Indonesia rolls out tougher curbs as virus cases skyrocket

AFP , Saturday 3 Jul 2021

Mosques, restaurants and shopping malls were shuttered in virus hotspots around the Muslim-majority country, which recorded more than 25,000 new cases and 539 deaths on Friday

Indonesia
A police officer stops motorists at a check point during the imposition of an emergency restriction to curb the spread of coronavirus outbreak in Jakarta, Indonesia, Saturday, July 3, 2021. AP

Indonesia imposed a partial lockdown Saturday in the capital Jakarta, across the main island of Java and on Bali as the Southeast Asian nation grappled with an unprecedented wave of coronavirus infections.

Mosques, restaurants and shopping malls were shuttered in virus hotspots around the Muslim-majority country, which recorded more than 25,000 new cases and 539 deaths on Friday, both new daily records.

Indonesia's daily caseload has more than quadrupled in less than a month. But the country's official tally to date, which stands at 2.2 million cases and 59,534 deaths, is widely believed to be a severe undercount due to low testing.

"The stricter restrictions came too late," said Jakarta resident Maya Puspita Sari.

"Before, people who got Covid-19 were strangers, but now it's also the people closest to me who are infected... The virus is getting so much closer and it's terrifying."

The crisis has pushed Indonesia's creaky healthcare system to the brink of collapse with tents set up in parking lots to handle patients at jammed medical facilities.

Hospital corridors are overflowing with the sick lying on gurneys, and infected patients have been turned away from facilities unable to cope with the influx.

An increasing number of patients are dying at home.

The highly infectious Delta variant of the virus, first identified in India and now present in at least 85 countries, has been driving the recent wave, accounting for more than 80 percent of new cases in some areas, the health ministry has said.

Experts previously warned that millions travelling nationwide at the end of the Muslim fasting month of Ramadan in May would trigger an explosion of cases.

The streets of Jakarta were largely deserted Saturday with shops closed as officials turned back non-essential traffic flowing in from the capital's satellite cities -- a massive urban area of some 30 million people.

Race to vaccinate

The new measures announced by Indonesian President Joko Widodo this week are set to last until July 20 in hope of bringing daily infections below 10,000.

Widodo, better known as Jokowi, had long resisted the strict lockdowns seen in other virus-wracked nations, saying they could tank Southeast Asia's biggest economy where millions live hand-to-mouth.

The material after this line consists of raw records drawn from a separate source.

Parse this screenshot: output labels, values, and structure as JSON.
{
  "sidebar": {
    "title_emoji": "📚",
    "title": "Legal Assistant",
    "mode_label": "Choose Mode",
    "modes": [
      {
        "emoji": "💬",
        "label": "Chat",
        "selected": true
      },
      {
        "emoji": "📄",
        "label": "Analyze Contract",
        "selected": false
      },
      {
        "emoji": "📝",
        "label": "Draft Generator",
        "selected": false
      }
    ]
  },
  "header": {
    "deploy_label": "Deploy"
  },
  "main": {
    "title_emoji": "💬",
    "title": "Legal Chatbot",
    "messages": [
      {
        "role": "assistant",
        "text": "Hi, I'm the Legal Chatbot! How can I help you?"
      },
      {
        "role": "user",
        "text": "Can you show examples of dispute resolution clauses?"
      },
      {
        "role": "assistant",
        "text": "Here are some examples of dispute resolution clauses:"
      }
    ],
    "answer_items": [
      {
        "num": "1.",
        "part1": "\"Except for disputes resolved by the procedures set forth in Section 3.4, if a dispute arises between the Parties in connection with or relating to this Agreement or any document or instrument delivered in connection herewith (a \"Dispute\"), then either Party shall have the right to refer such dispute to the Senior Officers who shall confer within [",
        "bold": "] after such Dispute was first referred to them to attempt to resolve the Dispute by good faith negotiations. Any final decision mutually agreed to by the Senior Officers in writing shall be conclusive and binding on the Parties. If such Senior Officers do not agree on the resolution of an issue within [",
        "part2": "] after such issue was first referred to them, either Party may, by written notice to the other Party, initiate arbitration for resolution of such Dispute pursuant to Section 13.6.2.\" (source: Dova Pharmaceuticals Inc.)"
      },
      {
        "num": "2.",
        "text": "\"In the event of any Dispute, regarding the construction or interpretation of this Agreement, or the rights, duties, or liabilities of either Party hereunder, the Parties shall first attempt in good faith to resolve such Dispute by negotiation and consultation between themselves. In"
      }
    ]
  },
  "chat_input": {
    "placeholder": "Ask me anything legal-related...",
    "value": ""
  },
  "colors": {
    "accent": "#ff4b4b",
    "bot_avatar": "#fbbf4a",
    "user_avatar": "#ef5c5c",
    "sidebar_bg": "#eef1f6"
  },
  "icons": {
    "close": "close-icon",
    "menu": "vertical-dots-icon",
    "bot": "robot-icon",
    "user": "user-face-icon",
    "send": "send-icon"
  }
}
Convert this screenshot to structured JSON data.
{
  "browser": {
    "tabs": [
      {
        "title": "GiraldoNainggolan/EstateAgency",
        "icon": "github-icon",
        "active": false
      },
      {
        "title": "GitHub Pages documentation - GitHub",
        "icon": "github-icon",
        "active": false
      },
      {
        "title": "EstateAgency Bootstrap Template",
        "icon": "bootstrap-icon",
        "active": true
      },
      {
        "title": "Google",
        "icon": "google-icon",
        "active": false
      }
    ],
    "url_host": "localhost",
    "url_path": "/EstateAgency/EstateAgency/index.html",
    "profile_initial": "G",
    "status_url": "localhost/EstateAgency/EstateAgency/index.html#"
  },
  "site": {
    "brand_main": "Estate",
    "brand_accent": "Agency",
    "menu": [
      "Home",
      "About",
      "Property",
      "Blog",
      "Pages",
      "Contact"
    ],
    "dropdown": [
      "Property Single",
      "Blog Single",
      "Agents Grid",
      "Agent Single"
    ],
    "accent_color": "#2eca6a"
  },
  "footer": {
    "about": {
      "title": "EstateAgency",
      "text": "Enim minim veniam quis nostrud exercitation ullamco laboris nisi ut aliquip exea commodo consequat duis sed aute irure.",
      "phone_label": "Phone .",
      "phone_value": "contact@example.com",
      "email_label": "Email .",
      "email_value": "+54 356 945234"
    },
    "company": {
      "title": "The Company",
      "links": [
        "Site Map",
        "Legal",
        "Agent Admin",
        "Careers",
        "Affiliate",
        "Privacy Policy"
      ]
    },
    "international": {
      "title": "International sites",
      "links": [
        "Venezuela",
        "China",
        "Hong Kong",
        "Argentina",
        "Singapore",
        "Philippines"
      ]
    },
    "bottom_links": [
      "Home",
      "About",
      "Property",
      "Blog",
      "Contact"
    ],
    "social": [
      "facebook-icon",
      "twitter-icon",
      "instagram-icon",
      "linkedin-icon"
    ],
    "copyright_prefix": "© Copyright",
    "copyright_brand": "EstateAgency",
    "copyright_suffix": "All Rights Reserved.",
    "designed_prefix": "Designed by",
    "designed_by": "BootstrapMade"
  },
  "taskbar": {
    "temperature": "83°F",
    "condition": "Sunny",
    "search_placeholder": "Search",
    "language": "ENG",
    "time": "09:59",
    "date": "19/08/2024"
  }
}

But all non-essential employees are now being ordered to work from home, while classes will only be held online.

The curbs will also apply to holiday island Bali, hit by a recent jump in cases that has delayed plans to reopen to international tourists.

On Saturday, Bali police patrolled beachside eateries to enforce the lockdown.

Underscoring the increasingly desperate situation for hospitals in Java, independent virus data initiative Lapor Covid said it could no longer help families find beds for sick relatives.

"Our volunteers are having trouble finding health facilities" that can take patients, it said on its website.

Health experts warned that the tougher measures may not be enough.

The restrictions still allow for often-jammed public transport to continue operating at a reduced capacity, while domestic sea, air and bus travel will be available for people who have received at least one vaccine dose.

"How do you do physical distancing on public transportation?" said Indonesian epidemiologist Windhu Purnomo.

"The government is still prioritising the economy by letting people move around."

Serious virus cases among young children, including deaths, were rising steadily while over a dozen fully vaccinated doctors have succumbed to Covid-19 -- among nearly 1,000 medical workers who have died since the pandemic began.

Severe cases in inoculated medical workers has raised questions about the China-produced Sinovac jab, which Indonesia is heavily relying on to vaccinate more than 180 million people by early next year.

Only about five percent of Indonesia's population of nearly 270 million has been fully vaccinated with two jabs so far.

On Friday, the government said it was to receive some four million doses of the Moderna vaccine as well as Pfizer jabs to ramp up inoculation efforts, while it was also starting to vaccinate teenagers to halt the spread.